Yet, it's also true that in what she did for herself last year—just plain up and quitting, and coming back and scratching out the victory over Austin—Evert Lloyd gave herself something that no one else ever could have provided her. Getting married to an understanding dreamboat was not, as it turned out, the culmination of her youth. No, given Evert Lloyd's upbringing, that was merely something in the cards, something she had to get out of the way before she went about finishing the task of forming herself.
"You see," Casals says, "Tracy is still a caterpillar, but now Chris is a butterfly, and everything will be perfect now. She has the perfect husband and the perfect life, and when the baby comes, don't worry, it'll be the right thing to do at the right time. And someday Chris will play with her in mother-daughter tournaments. It's all there. It's perfect. It's Hollywood. It's a fairy tale."
Somewhere now, Chris laughs. Chris kisses John. Chris puts on tight T shirts. Chris tells jokes. Chris practices volleying. Chris streaks her hair and wears it just like John. The absolute self-assurance she has always manifested on the court that so frightened her own sister now shows up off the court as a fluid kind of confidence and maturity.
Traveling, she never carries her rackets anymore and delights that sometimes she goes undetected. "They're all looking for that porky little kid they've seen on television," she says, laughing. At Wimbledon last year, a cloying story in the Daily Mirror about Britain's tennis sweethearts began, "She has the best boobs in the business, but he has the best pins...."
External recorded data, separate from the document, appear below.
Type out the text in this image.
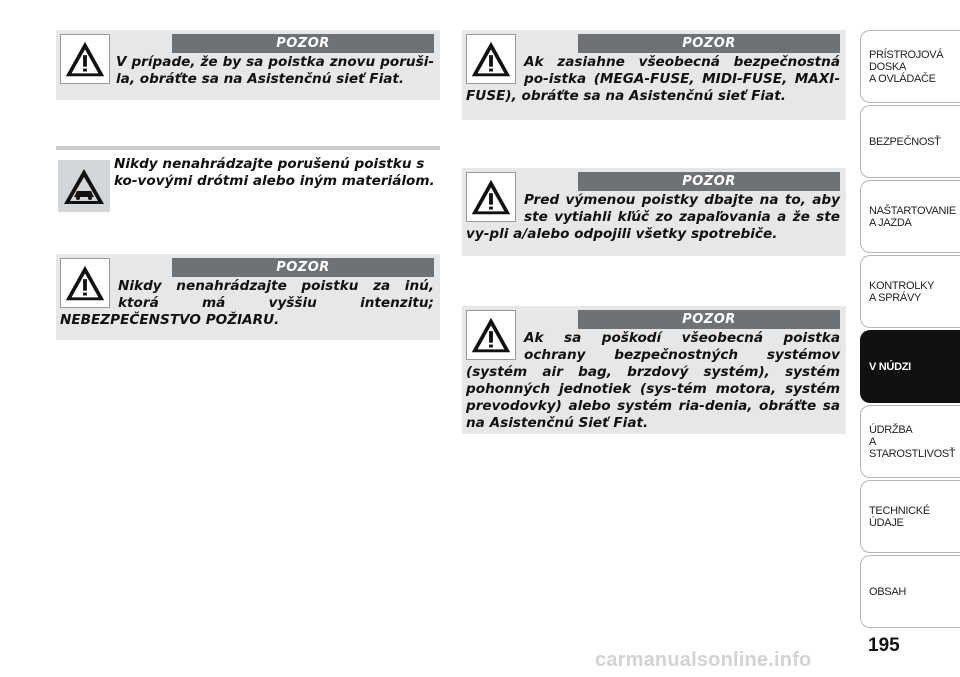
POZOR
V prípade, že by sa poistka znovu poruši-la, obráťte sa na Asistenčnú sieť Fiat.
Nikdy nenahrádzajte porušenú poistku s ko-vovými drótmi alebo iným materiálom.
POZOR
Nikdy nenahrádzajte poistku za inú, ktorá má vyššiu intenzitu; NEBEZPEČENSTVO POŽIARU.
POZOR
Ak zasiahne všeobecná bezpečnostná po-istka (MEGA-FUSE, MIDI-FUSE, MAXI-FUSE), obráťte sa na Asistenčnú sieť Fiat.
POZOR
Pred výmenou poistky dbajte na to, aby ste vytiahli kľúč zo zapaľovania a že ste vy-pli a/alebo odpojili všetky spotrebiče.
POZOR
Ak sa poškodí všeobecná poistka ochrany bezpečnostných systémov (systém air bag, brzdový systém), systém pohonných jednotiek (sys-tém motora, systém prevodovky) alebo systém ria-denia, obráťte sa na Asistenčnú Sieť Fiat.
PRÍSTROJOVÁ
DOSKA
A OVLÁDAČE
BEZPEČNOSŤ
NAŠTARTOVANIE
A JAZDA
KONTROLKY
A SPRÁVY
V NÚDZI
ÚDRŽBA
A STAROSTLIVOSŤ
TECHNICKÉ ÚDAJE
OBSAH
195
carmanualsonline.info
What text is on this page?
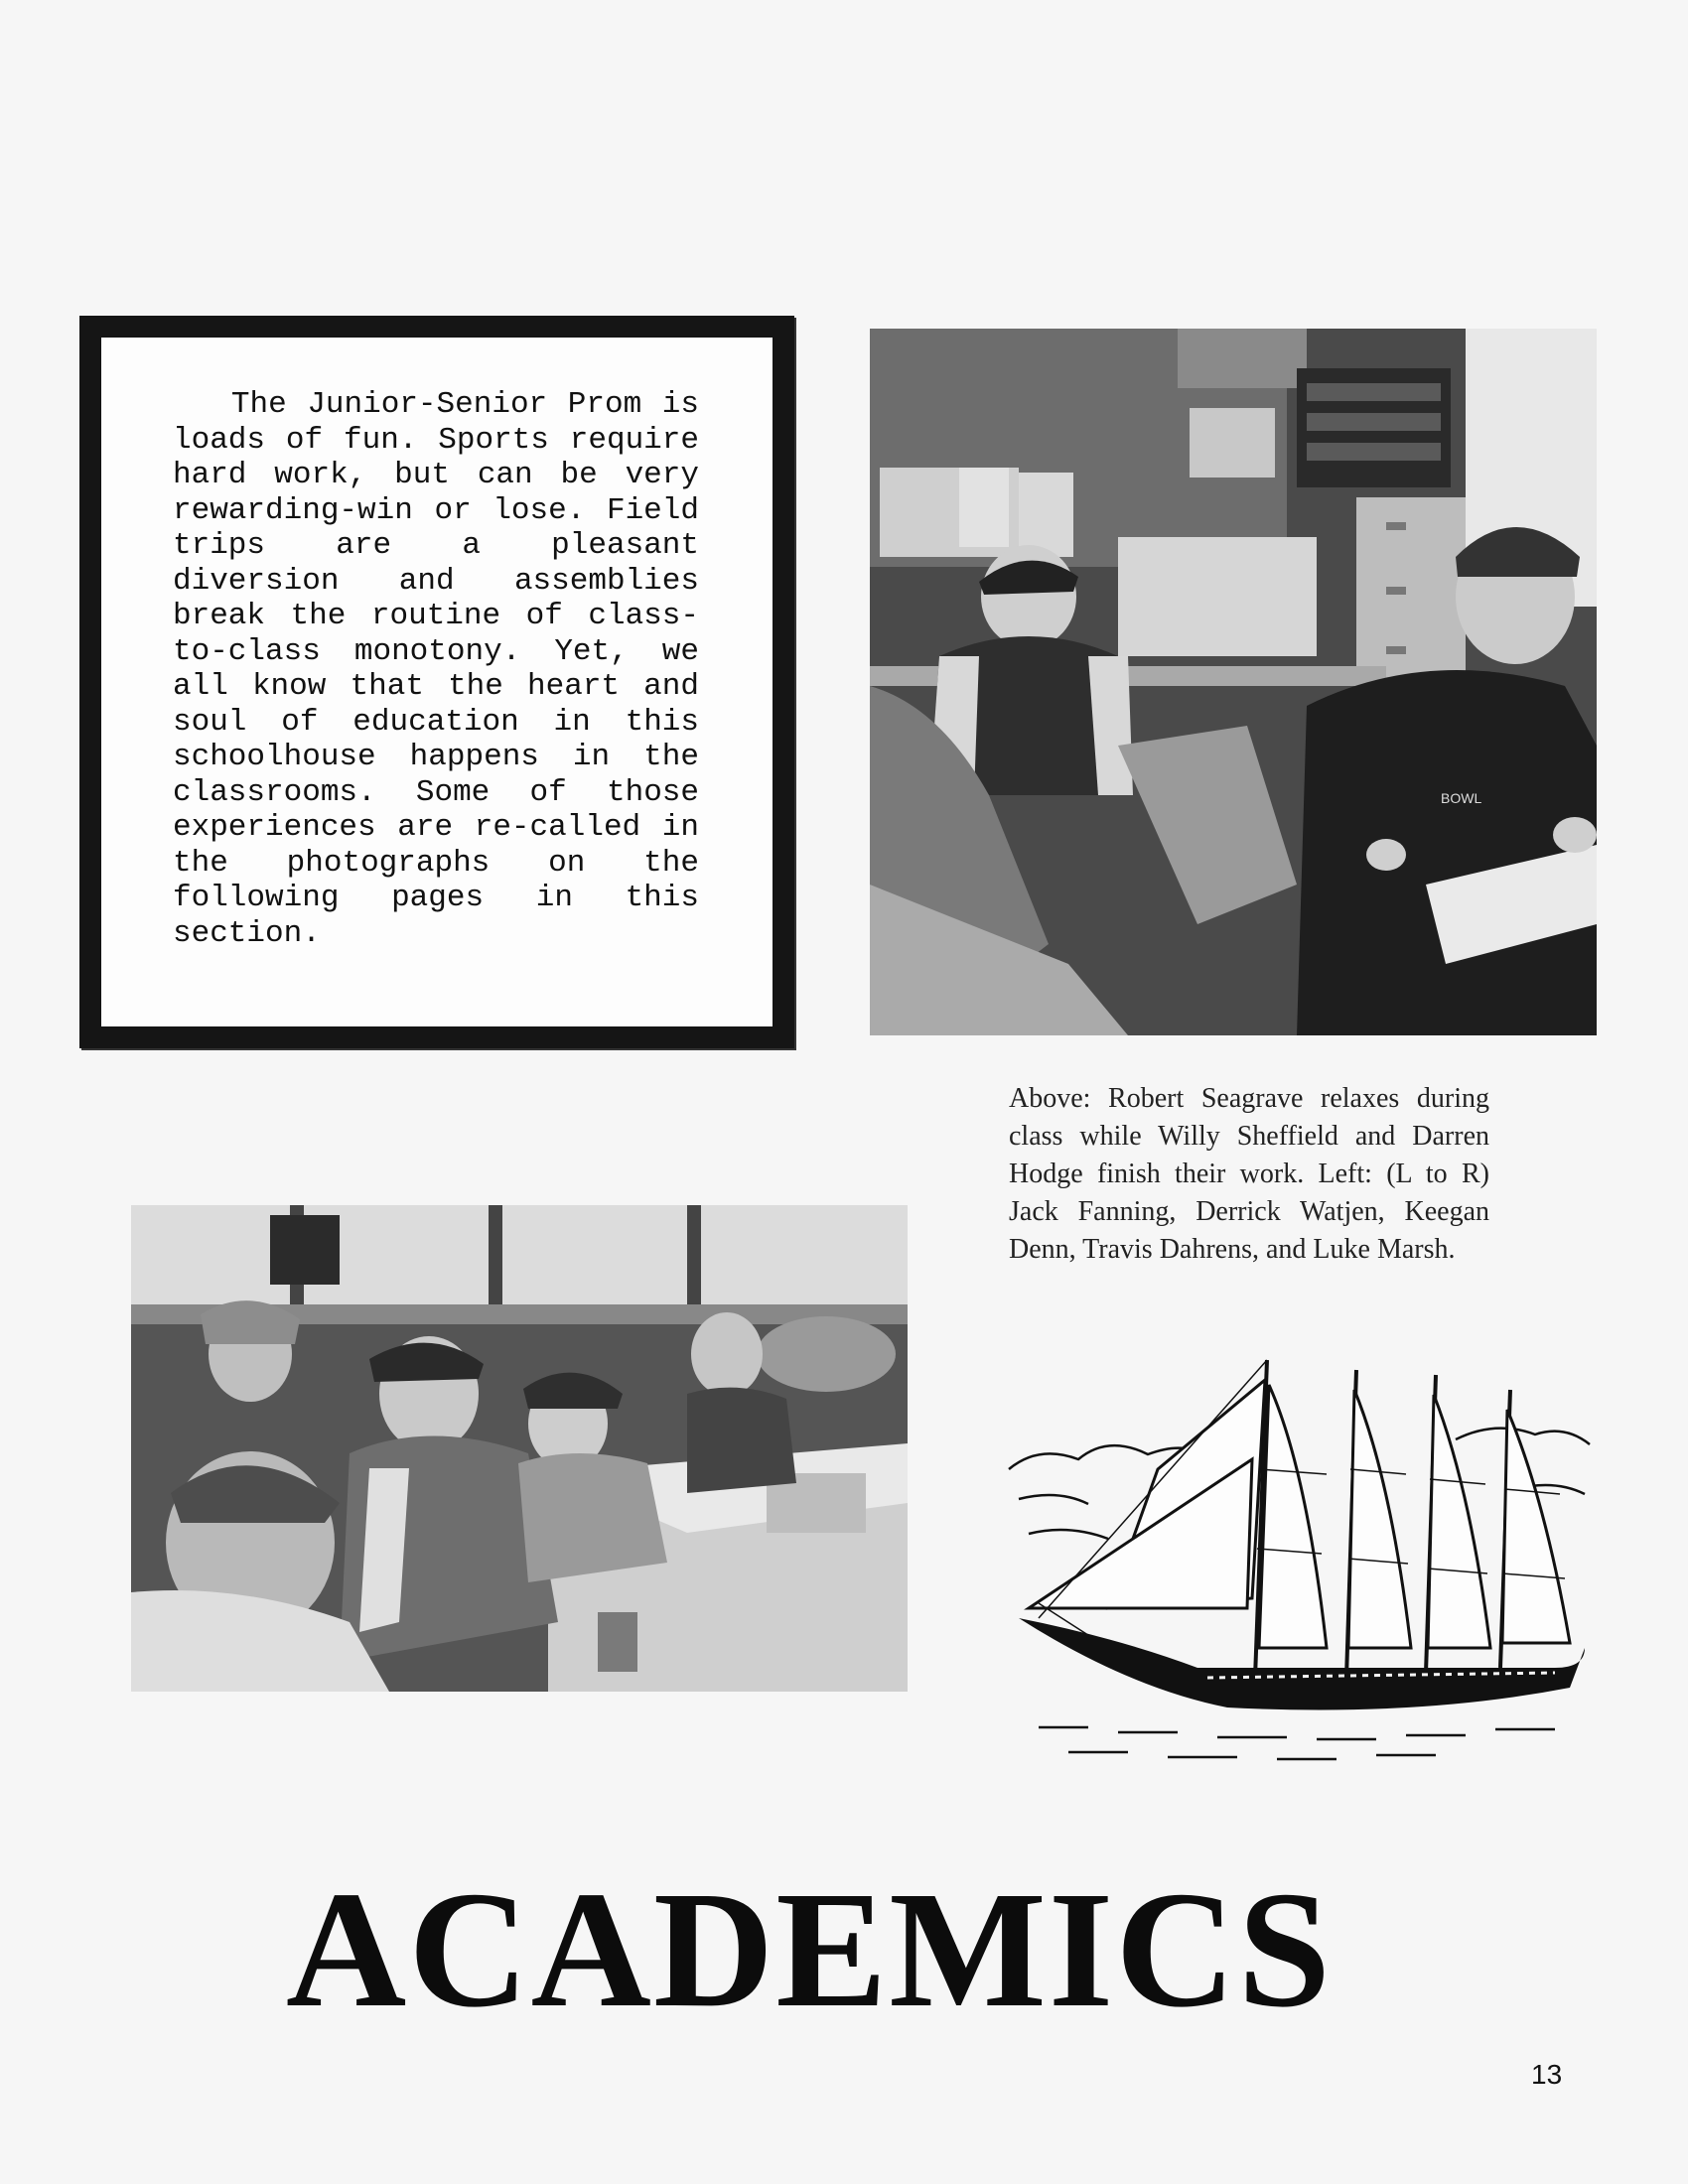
The Junior-Senior Prom is loads of fun. Sports require hard work, but can be very rewarding-win or lose. Field trips are a pleasant diversion and assemblies break the routine of class-to-class monotony. Yet, we all know that the heart and soul of education in this schoolhouse happens in the classrooms. Some of those experiences are re-called in the photographs on the following pages in this section.

BOWL

Above: Robert Seagrave relaxes during class while Willy Sheffield and Darren Hodge finish their work. Left: (L to R) Jack Fanning, Derrick Watjen, Keegan Denn, Travis Dahrens, and Luke Marsh.

ACADEMICS
13
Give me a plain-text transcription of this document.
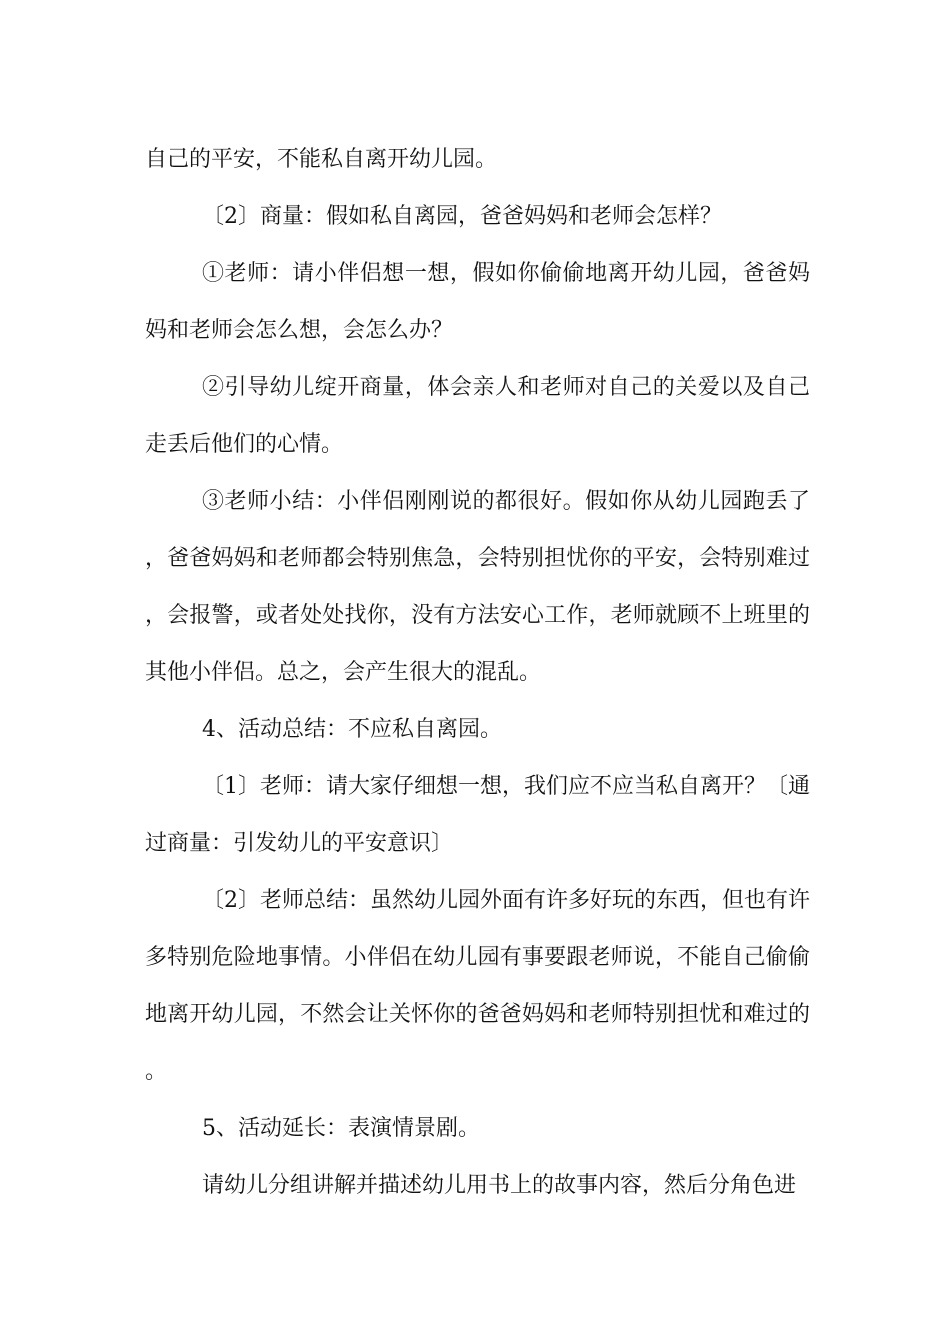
自己的平安，不能私自离开幼儿园。

〔2〕商量：假如私自离园，爸爸妈妈和老师会怎样？

①老师：请小伴侣想一想，假如你偷偷地离开幼儿园，爸爸妈妈和老师会怎么想，会怎么办？

②引导幼儿绽开商量，体会亲人和老师对自己的关爱以及自己走丢后他们的心情。

③老师小结：小伴侣刚刚说的都很好。假如你从幼儿园跑丢了，爸爸妈妈和老师都会特别焦急，会特别担忧你的平安，会特别难过，会报警，或者处处找你，没有方法安心工作，老师就顾不上班里的其他小伴侣。总之，会产生很大的混乱。

4、活动总结：不应私自离园。

〔1〕老师：请大家仔细想一想，我们应不应当私自离开？〔通过商量：引发幼儿的平安意识〕

〔2〕老师总结：虽然幼儿园外面有许多好玩的东西，但也有许多特别危险地事情。小伴侣在幼儿园有事要跟老师说，不能自己偷偷地离开幼儿园，不然会让关怀你的爸爸妈妈和老师特别担忧和难过的。

5、活动延长：表演情景剧。

请幼儿分组讲解并描述幼儿用书上的故事内容，然后分角色进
"Do you have any comment on this sentence?" Mike Lupica of the New York Daily News asked her in a mock-serious tone, brandishing a copy of the Mirror.
"Absolutely," Evert Lloyd replied straightaway in kind. "It's high time that the press finally got one thing right about me."
Even her appearance on court has been modified, her traditional one-piece dresses having been replaced this year by the racier Continental separates she wears for her new couturier, Ellesse. Evert Lloyd has also taken to wearing bobby sox instead of those cutesy-poo little numbers with the pompons, which is, for tennis, a fashion footwear bombshell on the order of Baryshnikov suddenly appearing at Lincoln Center in galoshes.
But there also are some things that don't change: the dainty barrettes holding her hair just so, the polished fingernails, the old-fashioned wood racket, the inscrutable, placid face, never revealing emotions even if a reddening nose gives some clue to the exertions taking place. Watch very carefully and you'll notice a slight grimace whenever an opponent hits a drop shot to lure her to the net, but that's all, just gritted teeth. When she serves, it's not a grunt she utters like other tennis mortals but a soft sigh, and as she prepares to receive a serve, she doesn't bounce about so much as she dances for us. At the conclusion of each shot, wherever she is on the court, her left hand reaches for the throat of the racket, ready to grasp the handle for a backhand. Occasionally, between points, she will touch a palm to her hip, drying her hand delicately. While resting during changeovers, other players may flop down, legs out; Evert Lloyd always makes sure to sit straight up, tucking one leg back, heel up on the chair leg, the other slightly extended, as if she were awaiting tea. Listen, it's not that bad to take up sweating, so long as you do it stylishly.
"She came along at a time when the audience expects to be involved, to be a part of you," Tinling says. "And the audience could see right away that she didn't want that. She had to learn to impose her own distinctive stardom, and she has become the most gracious world champion I've ever seen. At a time when controversy and manners have been called up for discussion, Chris has forever proved to be that thing my mother would have called a lady.
"And that Chris has a heart of steel and makes no bones about it—that makes this accomplishment all the more impressive." That's why the lady is a jock.